CBW 2021 Metagenomic Taxonomic and Functional Composition Tutorial Answers - LangilleLab/microbiome_helper GitHub Wiki

These are the answers for the Metagenomic Taxonomic and Functional Composition Tutorial created for the 2021 microbiome data analysis Canadian Bioinformatics Workshop.

  1. There should be the same number of reads in the reverse FASTQ for each sample. So there should be 100000/4 = 25000 for sample CSM79HR8 and 100400/4 = 25100 for sample HSM7J4QT.

  2. Only 119 reads were removed due to matching the human and/or PhiX genomes, which again highlights that this data has already been stringently filtered.

  3. Researchers have different preferences and opinions about how raw data should be pre-processed. It's important to upload all the raw data so that your work can be fully reproducible and so different pipelines could be used.

  4. The text {/.}.kraken.txt and {/.}.kreport is what is used to indicate the name of the output files from our kraken2 command. Remember that the text {} is replaced by the input file read by the argument at the end of our command ::: cat_reads/*.fastq. By including a /. within {} it means we want to remove the full address of the input file and only keep the file name rather than its whole PATH.

  5. We could figure out the total number of taxa that were identified in all of our samples using the wc -l command and subtracting one. wc -l bracken_out_merged/merged_output.species.bracken. This results in a total of 248 taxa being identified.

  6. The sequence HKWJVBCXY170606:2:2116:8029:10262/1 aligned with 25 protein sequences (the maximum number we allowed in our mmseqs command).

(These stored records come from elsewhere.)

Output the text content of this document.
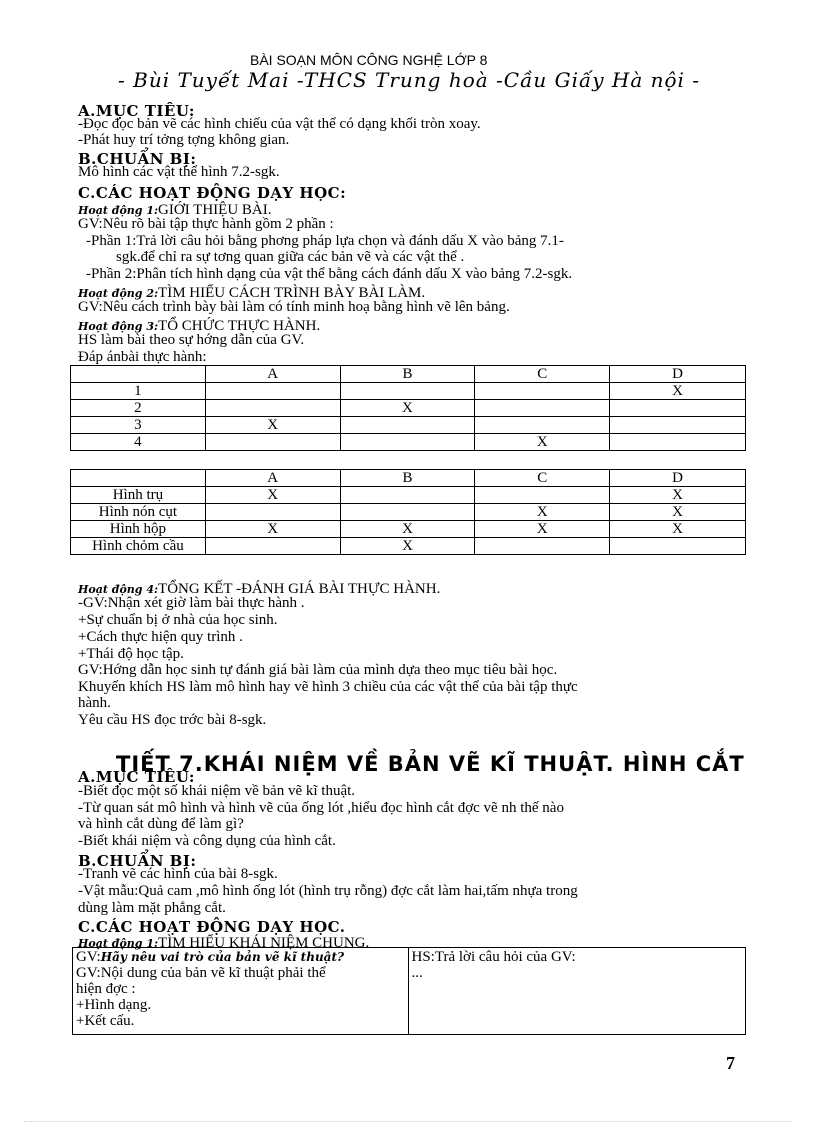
BÀI SOẠN MÔN CÔNG NGHỆ LỚP 8
- Bùi Tuyết Mai -THCS Trung hoà -Cầu Giấy Hà nội -
A.MỤC TIÊU:
-Đọc đọc bản vẽ các hình chiếu của vật thể có dạng khối tròn xoay.
-Phát huy trí tởng tợng không gian.
B.CHUẨN BỊ:
Mô hình các vật thể hình 7.2-sgk.
C.CÁC HOẠT ĐỘNG DẠY HỌC:
Hoạt động 1:GIỚI THIỆU BÀI.
GV:Nêu rõ bài tập thực hành gồm 2 phần :
-Phần 1:Trả lời câu hỏi bằng phơng pháp lựa chọn và đánh dấu X vào bảng 7.1-
sgk.để chỉ ra sự tơng quan giữa các bản vẽ và các vật thể .
-Phần 2:Phân tích hình dạng của vật thể bằng cách đánh dấu X vào bảng 7.2-sgk.
Hoạt động 2:TÌM HIỂU CÁCH TRÌNH BÀY BÀI LÀM.
GV:Nêu cách trình bày bài làm có tính minh hoạ bằng hình vẽ lên bảng.
Hoạt động 3:TỔ CHỨC THỰC HÀNH.
HS làm bài theo sự hớng dẫn của GV.
Đáp ánbài thực hành:
	A	B	C	D
1				X
2		X		
3	X			
4			X	
	A	B	C	D
Hình trụ	X			X
Hình nón cụt			X	X
Hình hộp	X	X	X	X
Hình chỏm cầu		X		
Hoạt động 4:TỔNG KẾT -ĐÁNH GIÁ BÀI THỰC HÀNH.
-GV:Nhận xét giờ làm bài thực hành .
+Sự chuẩn bị ở nhà của học sinh.
+Cách thực hiện quy trình .
+Thái độ học tập.
GV:Hớng dẫn học sinh tự đánh giá bài làm của mình dựa theo mục tiêu bài học.
Khuyến khích HS làm mô hình hay vẽ hình 3 chiều của các vật thể của bài tập thực
hành.
Yêu cầu HS đọc trớc bài 8-sgk.
TIẾT 7.KHÁI NIỆM VỀ BẢN VẼ KĨ THUẬT. HÌNH CẮT
A.MỤC TIÊU:
-Biết đọc một số khái niệm về bản vẽ kĩ thuật.
-Từ quan sát mô hình và hình vẽ của ống lót ,hiểu đọc hình cắt đợc vẽ nh thế nào
và hình cắt dùng để làm gì?
-Biết khái niệm và công dụng của hình cắt.
B.CHUẨN BỊ:
-Tranh vẽ các hình của bài 8-sgk.
-Vật mẫu:Quả cam ,mô hình ống lót (hình trụ rỗng) đợc cắt làm hai,tấm nhựa trong
dùng làm mặt phẳng cắt.
C.CÁC HOẠT ĐỘNG DẠY HỌC.
Hoạt động 1:TÌM HIỂU KHÁI NIỆM CHUNG.
GV:Hãy nêu vai trò của bản vẽ kĩ thuật?
GV:Nội dung của bản vẽ kĩ thuật phải thể
hiện đợc :
+Hình dạng.
+Kết cấu.

HS:Trả lời câu hỏi của GV:
...
7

There are four protein sequences that share the highest bitscore/lowest E-value with this sequence. UniRef90_A7LXV1 UniRef90_A7LXV1 UniRef90_A0A174F8K1 UniRef90_A0A1F0I3S4.

  7. The RPKM of EC 2.1.2.9 (Methionyl-tRNA formyltransferase) contributed by Bacteroides vulgatus is 985.117.

  8. The enzyme with EC number 6.1.1.4 is named Leucine--tRNA ligase.

  9. We can get the total number of pathways identified by examining the total number of entries into the unstratified table using this command: zcat pathways_out/path_abun_unstrat.tsv.gz | wc -l Remember that we need to remove 1 (for the header line). Therefore in total there are 4 pathways identified.

  10. Inspecting the stratified pathway abundances using less pathways_out/path_abun_strat.tsv.gz. We will see that there are two taxa that contribute the the PANTO-PWY pathway.